Over the last month or so, I have been feeling a bit sick. My appetite went and I noticed changes in my urine and bowel movements. And so I went to my GP for some tests and discovered that my liver was not working properly. She sent me for an ultrasound where they found a stone in my bile duct that was causing my liver to malfunction. She scheduled an endoscopic procedure that would remove the stone. The hope was that that would be the end of it, but it was not. The endoscope showed that there was indeed a blockage but no stone was found and the biopsy of a scraping showed the presence of malignant cells. The upshot of all this is that I am being scheduled for a major surgery called the Whipple Procedure which will hopefully rid me of cancer and allow me to recover my health.

This was a totally unexpected turn of events, and it comes just when we are turning the corner at Patients Canada: we are in the midst of preparing for our first benefit concert; we are becoming more actively engaged in the Ontario Strategy for Patient-Oriented Research (SPOR) grant; and there are many requests for our help with a wide variety of projects in other organizations.  And of course, there is never a good time for major illness in one’s personal life.

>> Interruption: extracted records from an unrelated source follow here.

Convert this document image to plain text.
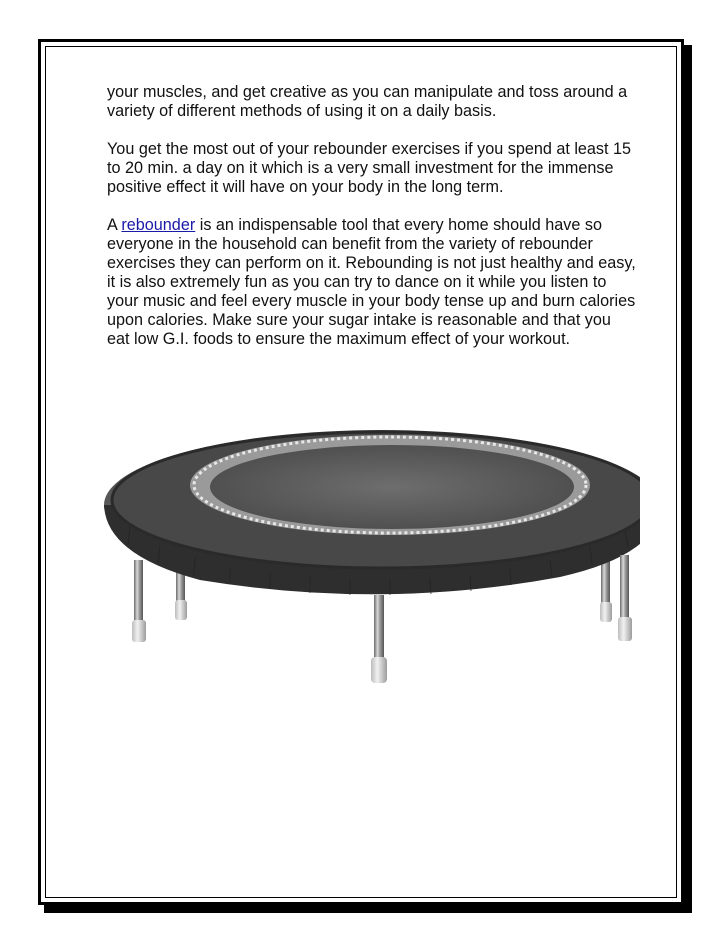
your muscles, and get creative as you can manipulate and toss around a variety of different methods of using it on a daily basis.

You get the most out of your rebounder exercises if you spend at least 15 to 20 min. a day on it which is a very small investment for the immense positive effect it will have on your body in the long term.

A rebounder is an indispensable tool that every home should have so everyone in the household can benefit from the variety of rebounder exercises they can perform on it. Rebounding is not just healthy and easy, it is also extremely fun as you can try to dance on it while you listen to your music and feel every muscle in your body tense up and burn calories upon calories. Make sure your sugar intake is reasonable and that you eat low G.I. foods to ensure the maximum effect of your workout.
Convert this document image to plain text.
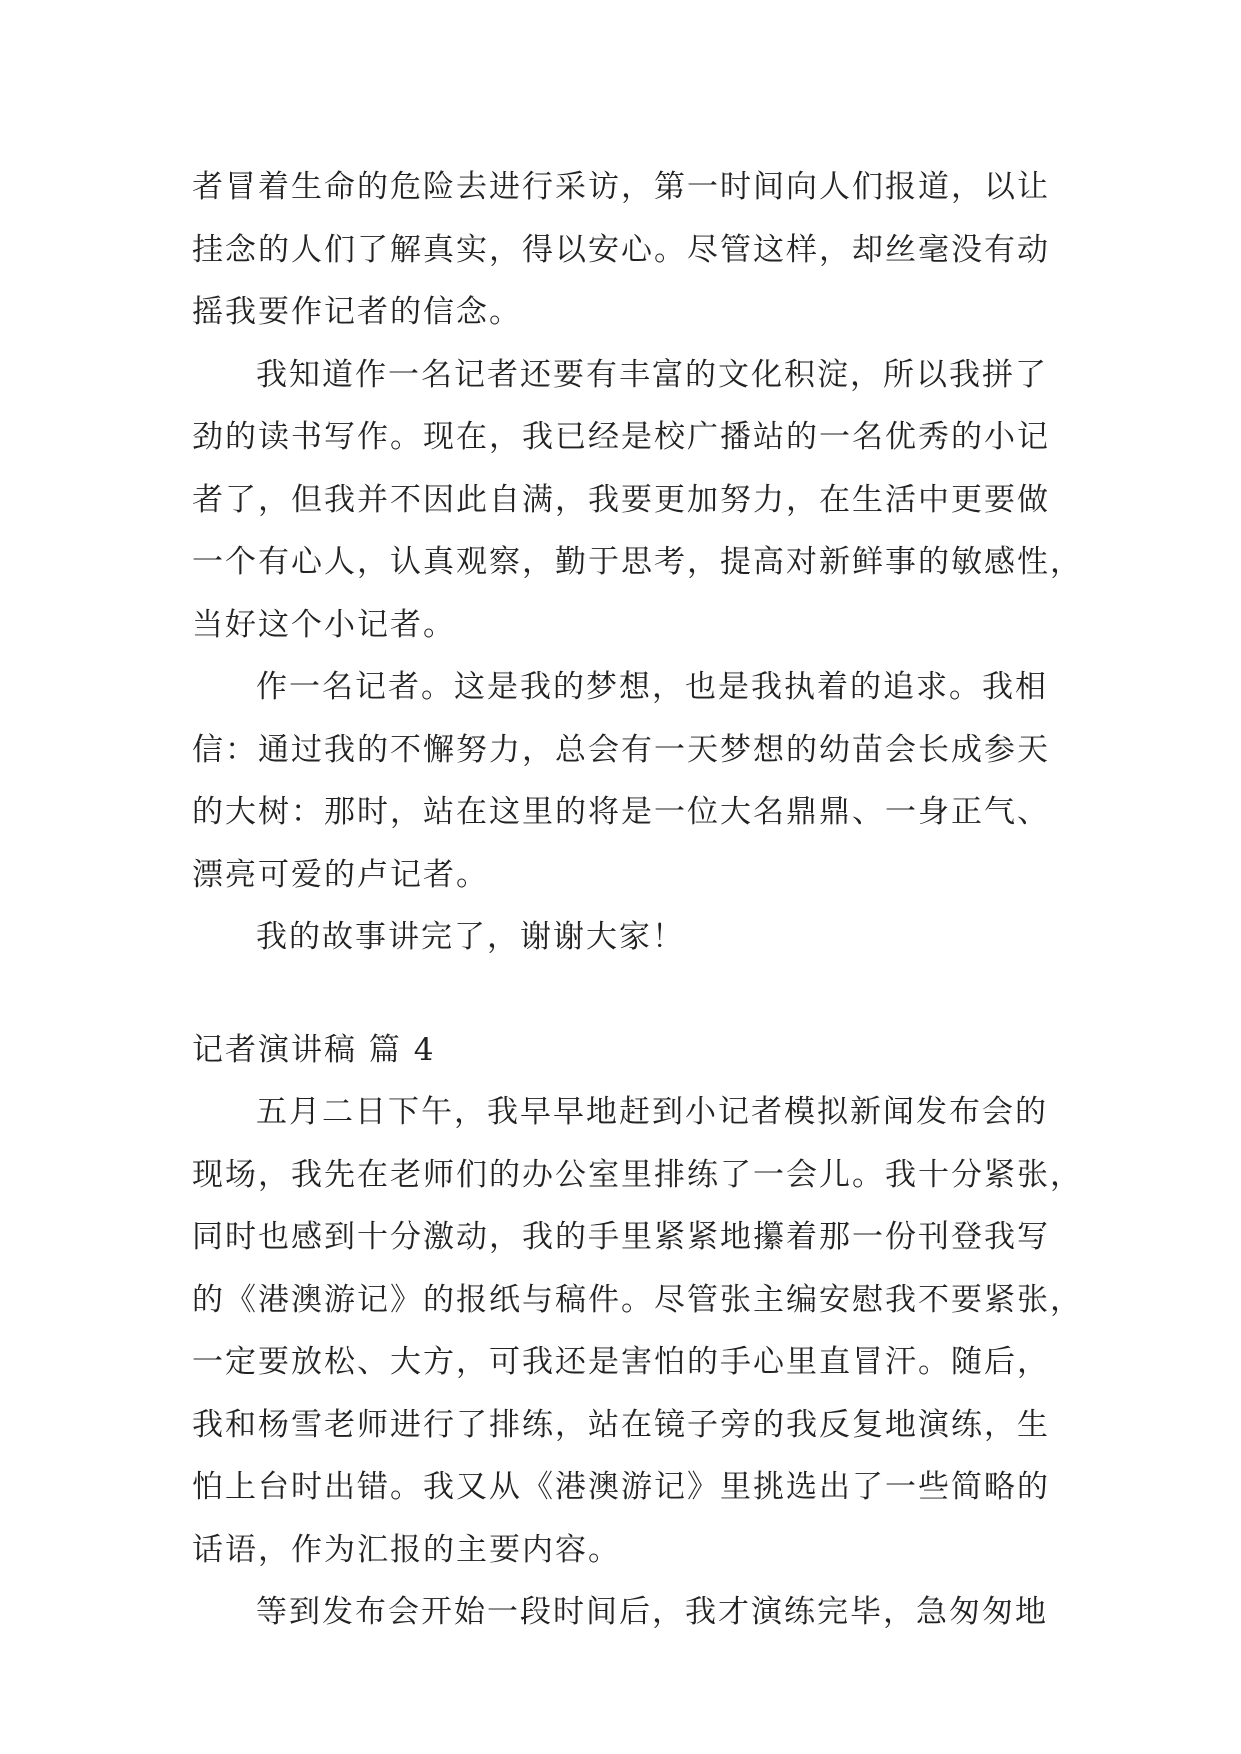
者冒着生命的危险去进行采访，第一时间向人们报道，以让
挂念的人们了解真实，得以安心。尽管这样，却丝毫没有动
摇我要作记者的信念。
我知道作一名记者还要有丰富的文化积淀，所以我拼了
劲的读书写作。现在，我已经是校广播站的一名优秀的小记
者了，但我并不因此自满，我要更加努力，在生活中更要做
一个有心人，认真观察，勤于思考，提高对新鲜事的敏感性，
当好这个小记者。
作一名记者。这是我的梦想，也是我执着的追求。我相
信：通过我的不懈努力，总会有一天梦想的幼苗会长成参天
的大树：那时，站在这里的将是一位大名鼎鼎、一身正气、
漂亮可爱的卢记者。
我的故事讲完了，谢谢大家！
记者演讲稿 篇 4
五月二日下午，我早早地赶到小记者模拟新闻发布会的
现场，我先在老师们的办公室里排练了一会儿。我十分紧张，
同时也感到十分激动，我的手里紧紧地攥着那一份刊登我写
的《港澳游记》的报纸与稿件。尽管张主编安慰我不要紧张，
一定要放松、大方，可我还是害怕的手心里直冒汗。随后，
我和杨雪老师进行了排练，站在镜子旁的我反复地演练，生
怕上台时出错。我又从《港澳游记》里挑选出了一些简略的
话语，作为汇报的主要内容。
等到发布会开始一段时间后，我才演练完毕，急匆匆地
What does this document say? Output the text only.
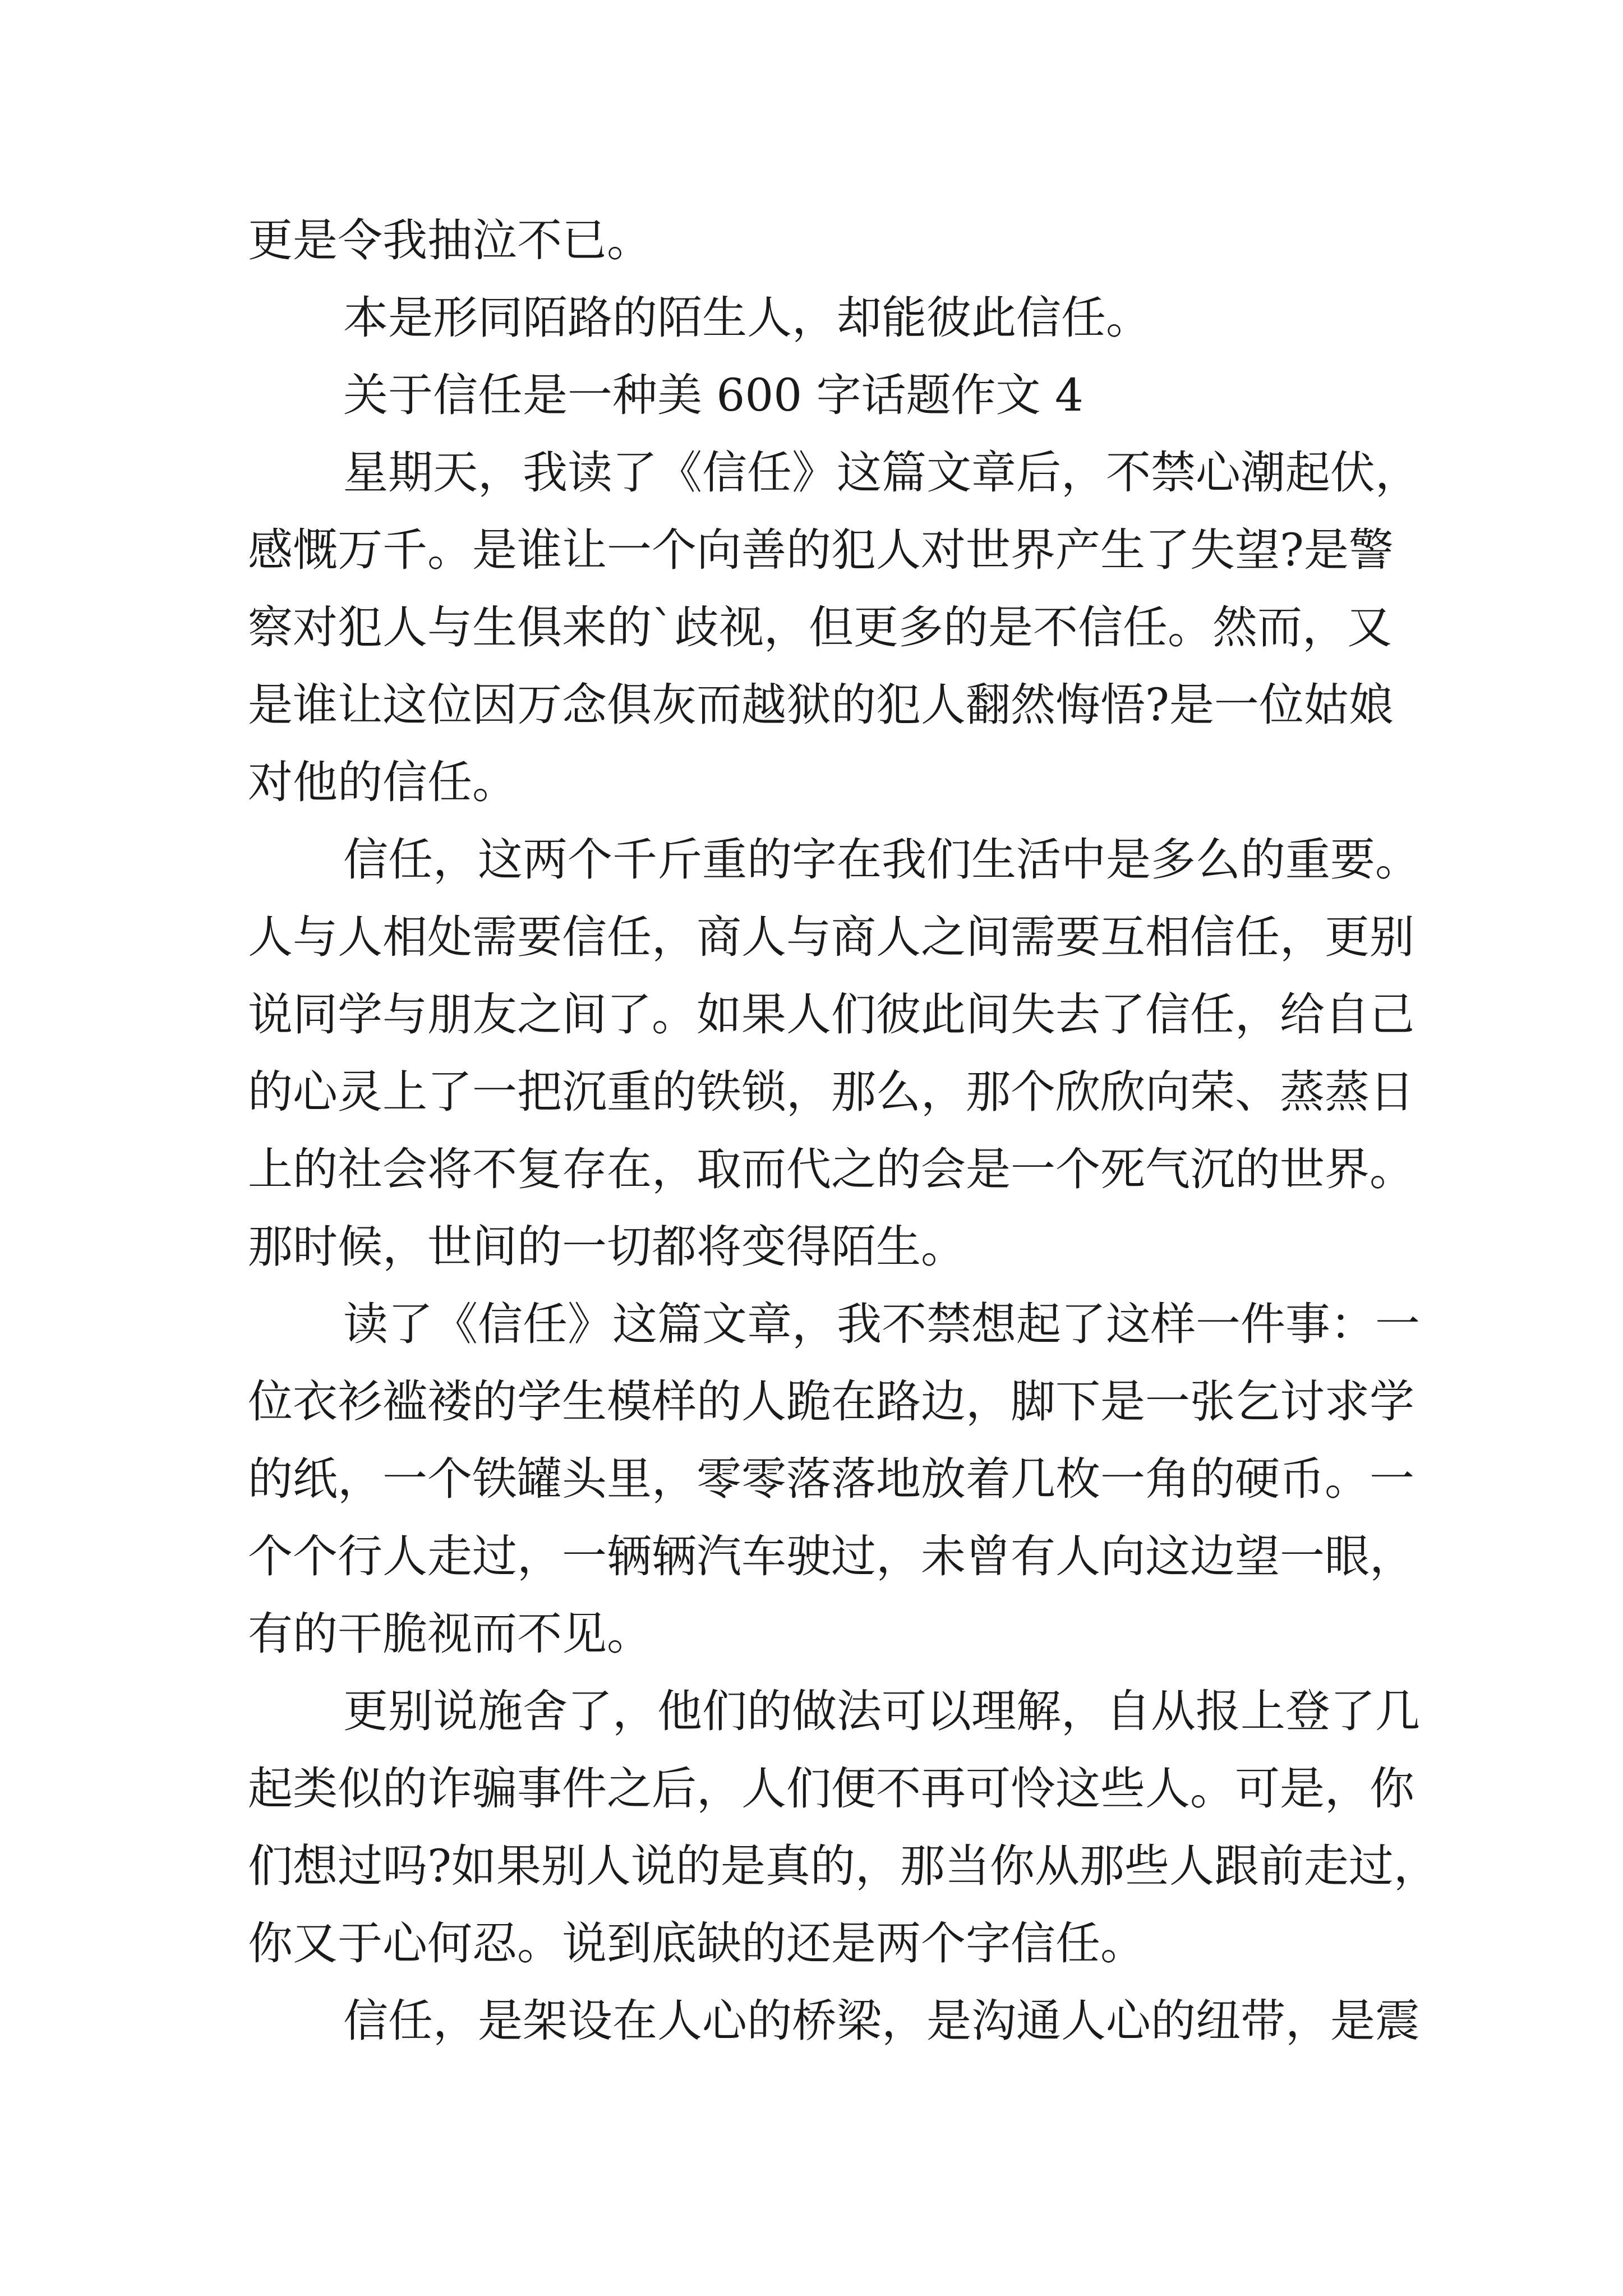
更是令我抽泣不已。
本是形同陌路的陌生人，却能彼此信任。
关于信任是一种美 600 字话题作文 4
星期天，我读了《信任》这篇文章后，不禁心潮起伏，
感慨万千。是谁让一个向善的犯人对世界产生了失望?是警
察对犯人与生俱来的`歧视，但更多的是不信任。然而，又
是谁让这位因万念俱灰而越狱的犯人翻然悔悟?是一位姑娘
对他的信任。
信任，这两个千斤重的字在我们生活中是多么的重要。
人与人相处需要信任，商人与商人之间需要互相信任，更别
说同学与朋友之间了。如果人们彼此间失去了信任，给自己
的心灵上了一把沉重的铁锁，那么，那个欣欣向荣、蒸蒸日
上的社会将不复存在，取而代之的会是一个死气沉的世界。
那时候，世间的一切都将变得陌生。
读了《信任》这篇文章，我不禁想起了这样一件事：一
位衣衫褴褛的学生模样的人跪在路边，脚下是一张乞讨求学
的纸，一个铁罐头里，零零落落地放着几枚一角的硬币。一
个个行人走过，一辆辆汽车驶过，未曾有人向这边望一眼，
有的干脆视而不见。
更别说施舍了，他们的做法可以理解，自从报上登了几
起类似的诈骗事件之后，人们便不再可怜这些人。可是，你
们想过吗?如果别人说的是真的，那当你从那些人跟前走过，
你又于心何忍。说到底缺的还是两个字信任。
信任，是架设在人心的桥梁，是沟通人心的纽带，是震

Luckily we have a group of very dedicated volunteers at Patients Canada who have pitched in and taken over many of my obligations. We also have a strong Board that can continue to oversee our projects and other activities.  From a personal standpoint, many close friends and extended family are extremely supportive, and will be there for me and my family.

I am preparing myself for major surgery by trying to stay as fit as I can and making sure that I understand what this all entails. Oddly, I am not particularly frightened by the fact that I have cancer and I wonder if that is because I have immersed myself in the experience of so many patients over the last few years. I am sure that the reasons are far more complex and probably much more personal, but the fact is that I seem to feel relatively well-prepared for what will no doubt be a major ordeal full of surprising twists and unpleasant events.

I just want all of my friends and those involved with or interested in Patients Canada to know that I will be away for a while, but that the work will continue in my absence. My wife and I feel the love and support from all of you.